I’ll be the first to say that when the annual office party rolls around, I do my best to find a prior commitment for that night. Mingling and listening to bad jokes is not my idea of a great time. However, when our CEO announces that this year we’re going to meet at the beach for our party and that we’re going to have Zachary Aronson, the world’s only fire painter, there to do portraits, I perk up. The idea of flamethrowers and blow torchers is enough to grab my interest, and for the first time in what seems like ages, I am actually looking forward to our company’s party.
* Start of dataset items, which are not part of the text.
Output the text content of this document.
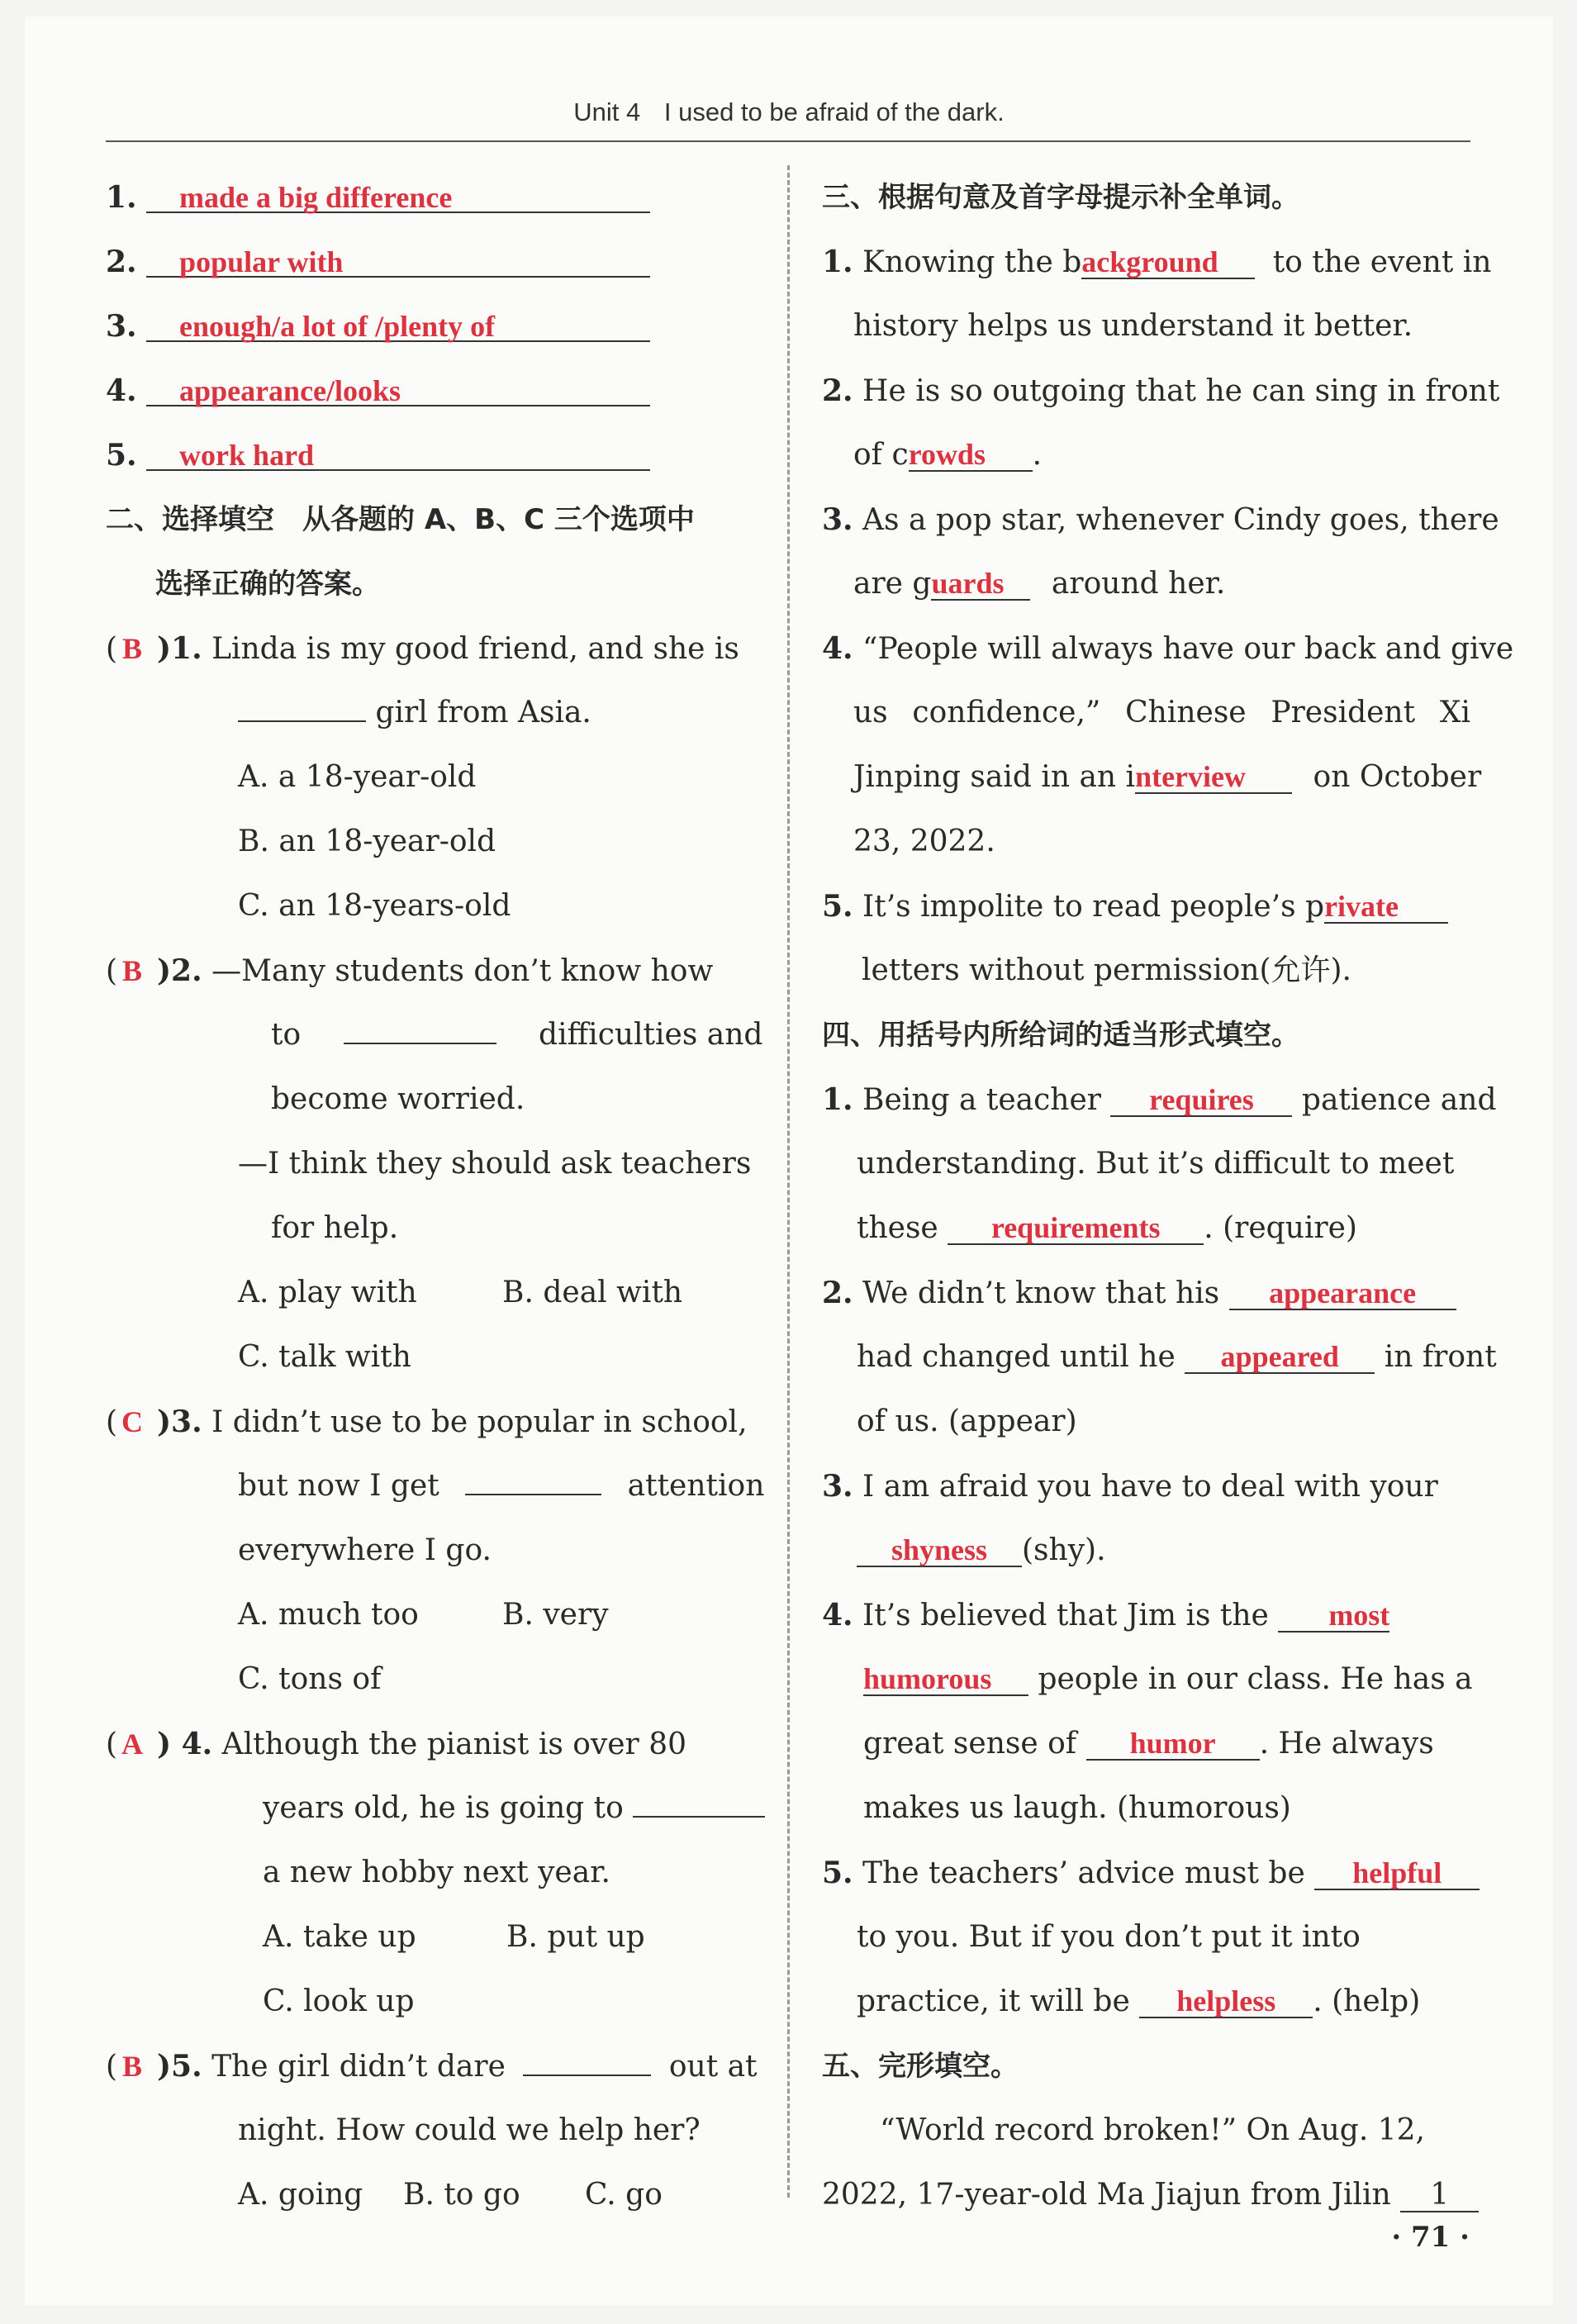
Unit 4 I used to be afraid of the dark.
1. made a big difference
2. popular with
3. enough/a lot of /plenty of
4. appearance/looks
5. work hard
二、选择填空　从各题的 A、B、C 三个选项中
选择正确的答案。
( B )1. Linda is my good friend, and she is
girl from Asia.
A. a 18-year-old
B. an 18-year-old
C. an 18-years-old
( B )2. —Many students don’t know how
to	difficulties and
become worried.
—I think they should ask teachers
for help.
A. play with	B. deal with
C. talk with
( C )3. I didn’t use to be popular in school,
but now I get	attention
everywhere I go.
A. much too	B. very
C. tons of
( A ) 4. Although the pianist is over 80
years old, he is going to
a new hobby next year.
A. take up	B. put up
C. look up
( B )5. The girl didn’t dare	out at
night. How could we help her?
A. going B. to go C. go
三、根据句意及首字母提示补全单词。
1. Knowing the background to the event in
history helps us understand it better.
2. He is so outgoing that he can sing in front
of crowds .
3. As a pop star, whenever Cindy goes, there
are guards around her.
4. “People will always have our back and give
us confidence,” Chinese President Xi
Jinping said in an interview on October
23, 2022.
5. It’s impolite to read people’s private
letters without permission(允许).
四、用括号内所给词的适当形式填空。
1. Being a teacher requires patience and
understanding. But it’s difficult to meet
these requirements . (require)
2. We didn’t know that his appearance
had changed until he appeared in front
of us. (appear)
3. I am afraid you have to deal with your
shyness (shy).
4. It’s believed that Jim is the most
humorous people in our class. He has a
great sense of humor . He always
makes us laugh. (humorous)
5. The teachers’ advice must be helpful
to you. But if you don’t put it into
practice, it will be helpless . (help)
五、完形填空。
“World record broken!” On Aug. 12,
2022, 17-year-old Ma Jiajun from Jilin 1
· 71 ·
Zach is easy to find when I arrive – he’s the guy surrounded by a crowd of very curious people, all of whom want to know how on earth a portrait can be made with only fire. I push politely through everyone, straining to listen to the answers he gives to the questions thrown at him. “Mahogany,” he says to someone as he balances a 6-foot wood panel against a freestanding installation that he designed for the event. “It’s a hard wood, meaning it won’t burn quickly, and I’ll have plenty of time to get in the details. I also use oak sometimes.”
Someone asks if they can try out the flamethrower, and everyone laughs. “Only if you’re sober,” Zach jokes. “Otherwise it’s hands off. Orders from the fire marshal.” Zach straightens and notices the direction of the wind, which he must always monitor. He rotates his station, using a building to block the wind, and seems satisfied. Zach turns around, smiles, and says, “Who would like their portrait to be painted?”
There is no shortage of volunteers, and the lucky winner is Alison, a woman from Accounting. It’s clear from how she sits – stiff as a board – that she thinks this portrait is going to be something out of the Victorian age – but Zach quickly corrects her, inviting her to relax and to tell him about what she does. Alison has already had a few drinks, so she immediately starts slamming her boss, making Zach and everyone else laugh. As I watch Zach get to work, I notice, however, that no matter how lighthearted he is, he still remains laser-focused on his job: to paint Alison’s portrait using only fire.
The burst of fire from Zach’s flamethrower quiets his audience, all of whom are intensely curious to see what will happen. I inch off to the side, watching closely as Zach directs the flame calmly and carefully over the wood. Is he painting Alison’s hair? Her eyes? I can’t tell yet, and I ask him how all of this works.
“It’s more like stone carving or whittling,” he responds, eyes focused on his painting. “With actual paint, you add to the picture and build on top of it. With fire, however, I am taking away from the wood or gradually burning into it.” He smiles a little, anticipating my question. “Yes, in the early days, when I was doing this as a grad student at CalArts, I made some mistakes. Thankfully those have become fewer and fewer.”
I comment that it must be hard to paint with fire on wood. My coworkers and I listen respectfully as Zach responds, “Not necessarily. Yes, I’ve had a lot to learn over the years, but I keep improving and deepening my ability. I’ve grown accustomed to how fire burns into the wood and can now use all of the shadows on a person’s face as a reference as I make the portrait. I work those things into the wood grain so that it feels more organic. The wood grain weaves in and out of the portrait in an intentional way. To me, this is just as easy or as natural as using oils or watercolors, perhaps even easier.”
My manager appears and comments that if he tried to do this, he’d set his house on fire. His joke makes everyone laugh again, and we all sit back to marvel as Alison’s eyelashes appear, her jawline, and her nose. After only 3 hours (and several more drinks on my part), Alison’s portrait is painted, and she is posing next to it with Zach as dozens of cell phones take gobs of photos to be posted on Facebook and Instagram accounts.
As the next model steps up, I shake Zach’s hand in sincere appreciation of his efforts. I tell him in all seriousness that this is the first office party I can remember enjoying, and he laughs again, thanking me. As I head off to the food table, I can only hope that at our annual Christmas party, Zach will be here again, dazzling us with his talent and innovation.